RedHawk Holdings Corp.

10/22/2021 | Press release | Distributed by Public on 10/22/2021 11:11

Material Event - Form 8-K

Washington, D.C. 20549



Pursuant to Section 13 or 15(d) of the Securities Exchange Act of 1934

Date of Report (Date of Earliest Event Reported): October 18, 2021


(Exact name of registrant as specified in its charter)

Nevada 000-54323 20-3866475
(State or other jurisdiction of incorporation) (Commission File Number) (Employer Identification No.)

100 Petroleum Drive, Suite 200, Lafayette, Louisiana 70508

(Address of principal executive offices) (Zip Code)

Registrant's telephone number, including area code: (337) 269-5933

Check the appropriate box below if the Form 8-K filing is intended to simultaneously satisfy the filing obligation of the registrant under any of the following provisions:

Written communications pursuant to Rule 425 under the Securities Act (17 CFR 230.425)
Soliciting material pursuant to Rule 14a-12 under the Exchange Act (17 CFR 240.14a-12)
Pre-commencement communications pursuant to Rule 14d-2(b) under the Exchange Act (17 CFR 240.14d-2(b))
Pre-commencement communications pursuant to Rule 13e-4(c) under the Exchange Act (17 CFR 240.13e-4(c))

Securities registered pursuant to Section 12(b) of the Act: None.

Indicate by check mark whether the registrant is an emerging growth company as defined in Rule 405 of the Securities Act of 1933 (§230.405 of this chapter) or Rule 12b-2 of the Securities Exchange Act of 1934 (§240.12b-2 of this chapter).

Emerging growth company ☐

If an emerging growth company, indicate by check mark if the registrant has elected not to use the extended transition period for complying with any new or revised financial accounting standards provided pursuant to Section 13(a) of the Exchange Act. ☐

Item 8.01 Other Events.

In connection with the acquisition of certain needle incineration technology formerly known as The Disintegrator ("SANDD™"), on or about December 31, 2015, the Registrant entered into a consulting agreement ("Agreement") with the owner of SANDD™.

In exchange for advisory services to be provided to the Registrant by the consultant ("Consultant"), the Registrant agreed to issue up to 60,000,000 shares of its common stock to the Consultant. Under the terms of the Agreement, the common stock is to be issued in three (3) separate tranches of 20,000,000 million shares each after the Registrant reached three (3) separate mutually agreed upon performance milestones.

During the fiscal year ended June 30, 2020, the Registrant issued 20,000,000 shares of common stock to the Consultant under the terms of the Agreement after the Registrant had reached the first mutually agreed upon milestone.

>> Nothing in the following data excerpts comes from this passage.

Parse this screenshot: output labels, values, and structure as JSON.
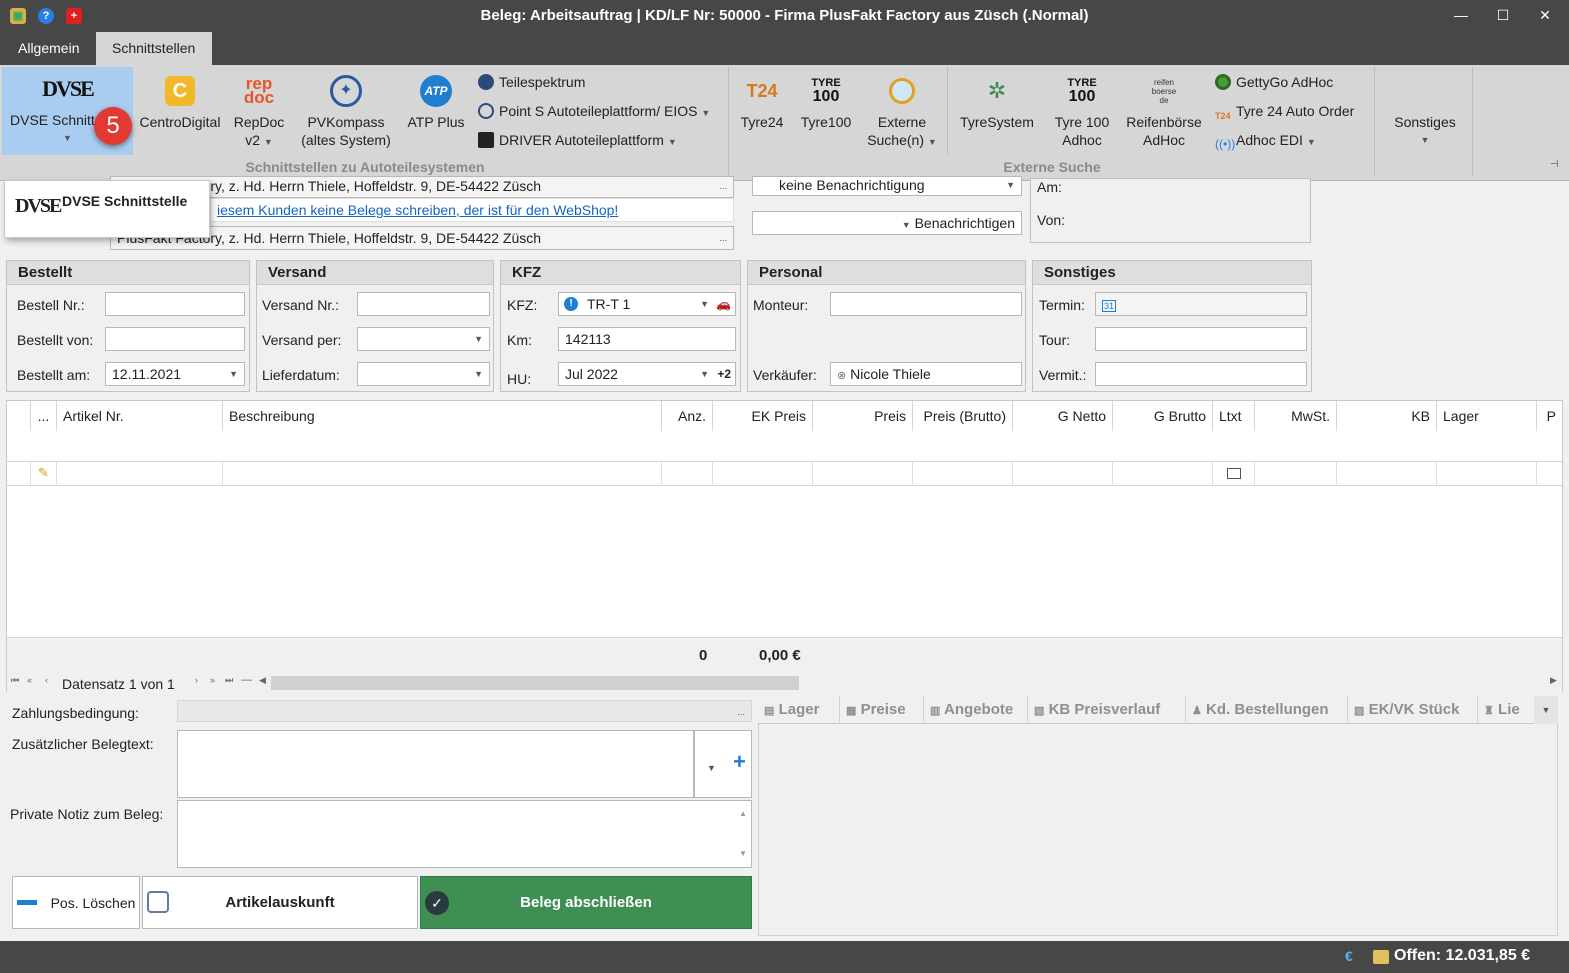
{
  "window": {
    "title": "Beleg: Arbeitsauftrag |  KD/LF Nr: 50000 - Firma PlusFakt Factory  aus Züsch (.Normal)"
  },
  "tabs": [
    "Allgemein",
    "Schnittstellen"
  ],
  "ribbon": {
    "dvse": "DVSE Schnitt",
    "centro": "CentroDigital",
    "repdoc_1": "RepDoc",
    "repdoc_2": "v2",
    "pvk_1": "PVKompass",
    "pvk_2": "(altes System)",
    "atp": "ATP Plus",
    "teilespektrum": "Teilespektrum",
    "points": "Point S Autoteileplattform/ EIOS",
    "driver": "DRIVER Autoteileplattform",
    "group1": "Schnittstellen zu Autoteilesystemen",
    "tyre24": "Tyre24",
    "tyre100": "Tyre100",
    "ext_1": "Externe",
    "ext_2": "Suche(n)",
    "tyresystem": "TyreSystem",
    "t100a_1": "Tyre 100",
    "t100a_2": "Adhoc",
    "rb_1": "Reifenbörse",
    "rb_2": "AdHoc",
    "gettygo": "GettyGo AdHoc",
    "t24order": "Tyre 24 Auto Order",
    "adhocedi": "Adhoc EDI",
    "group2": "Externe Suche",
    "sonstiges": "Sonstiges",
    "logo_dvse": "DVSE",
    "logo_repdoc_1": "rep",
    "logo_repdoc_2": "doc",
    "logo_atp": "ATP",
    "logo_t24": "T24",
    "logo_tyre": "TYRE",
    "logo_100": "100",
    "logo_rb_1": "reifen",
    "logo_rb_2": "boerse",
    "logo_rb_3": "de"
  },
  "step_badge": "5",
  "dropdown": {
    "item": "DVSE Schnittstelle"
  },
  "header_fields": {
    "addr1": "PlusFakt Factory, z. Hd. Herrn Thiele, Hoffeldstr. 9, DE-54422 Züsch",
    "warning": "iesem Kunden keine Belege schreiben, der ist für den WebShop!",
    "addr2": "PlusFakt Factory, z. Hd. Herrn Thiele, Hoffeldstr. 9, DE-54422 Züsch",
    "notify_value": "keine Benachrichtigung",
    "notify_btn": "Benachrichtigen",
    "am": "Am:",
    "von": "Von:"
  },
  "bestellt": {
    "title": "Bestellt",
    "nr": "Bestell Nr.:",
    "von": "Bestellt von:",
    "am": "Bestellt am:",
    "am_value": "12.11.2021"
  },
  "versand": {
    "title": "Versand",
    "nr": "Versand Nr.:",
    "per": "Versand per:",
    "lieferdatum": "Lieferdatum:"
  },
  "kfz": {
    "title": "KFZ",
    "kfz": "KFZ:",
    "kfz_value": "TR-T 1",
    "km": "Km:",
    "km_value": "142113",
    "hu": "HU:",
    "hu_value": "Jul 2022",
    "hu_extra": "+2"
  },
  "personal": {
    "title": "Personal",
    "monteur": "Monteur:",
    "verkaeufer": "Verkäufer:",
    "verkaeufer_value": "Nicole Thiele"
  },
  "sonstiges": {
    "title": "Sonstiges",
    "termin": "Termin:",
    "tour": "Tour:",
    "vermit": "Vermit.:",
    "calendar_day": "31"
  },
  "grid": {
    "columns": [
      "...",
      "Artikel Nr.",
      "Beschreibung",
      "Anz.",
      "EK Preis",
      "Preis",
      "Preis (Brutto)",
      "G Netto",
      "G Brutto",
      "Ltxt",
      "MwSt.",
      "KB",
      "Lager",
      "P"
    ],
    "total_qty": "0",
    "total_sum": "0,00 €",
    "nav_text": "Datensatz 1 von 1"
  },
  "bottom": {
    "zahlung": "Zahlungsbedingung:",
    "zusatz": "Zusätzlicher Belegtext:",
    "notiz": "Private Notiz zum Beleg:",
    "pos_loeschen": "Pos. Löschen",
    "artikelauskunft": "Artikelauskunft",
    "abschliessen": "Beleg abschließen",
    "ellipsis": "..."
  },
  "right_tabs": [
    "Lager",
    "Preise",
    "Angebote",
    "KB Preisverlauf",
    "Kd. Bestellungen",
    "EK/VK Stück",
    "Lie"
  ],
  "status": {
    "offen": "Offen: 12.031,85 €",
    "euro": "€"
  },
  "colors": {
    "titlebar": "#474747",
    "ribbon": "#d6d6d6",
    "selected": "#a9cdf0",
    "badge": "#e23a32",
    "accept": "#3f8f55",
    "link": "#1565c0"
  }
}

The Registrant has not yet reached the second and third mutually agreed upon milestones under the terms of the Agreement, as such, 40,000,000 shares remain unissued.

On October 18, 2021, the Registrant entered into a Separation Agreement with the Consultant to cancel all of the remaining obligations under the Agreement effective October 31, 2021, with the cash payment of $75,000 by the Registrant from available working capital, on or before October 31, 2021, and an additional cash payment of $50,000 from available working capital, on or before November 30, 2021.


Pursuant to the requirements of the Securities Exchange Act of 1934, the registrant has duly caused this Report to be signed on its behalf by the undersigned, hereunto duly authorized.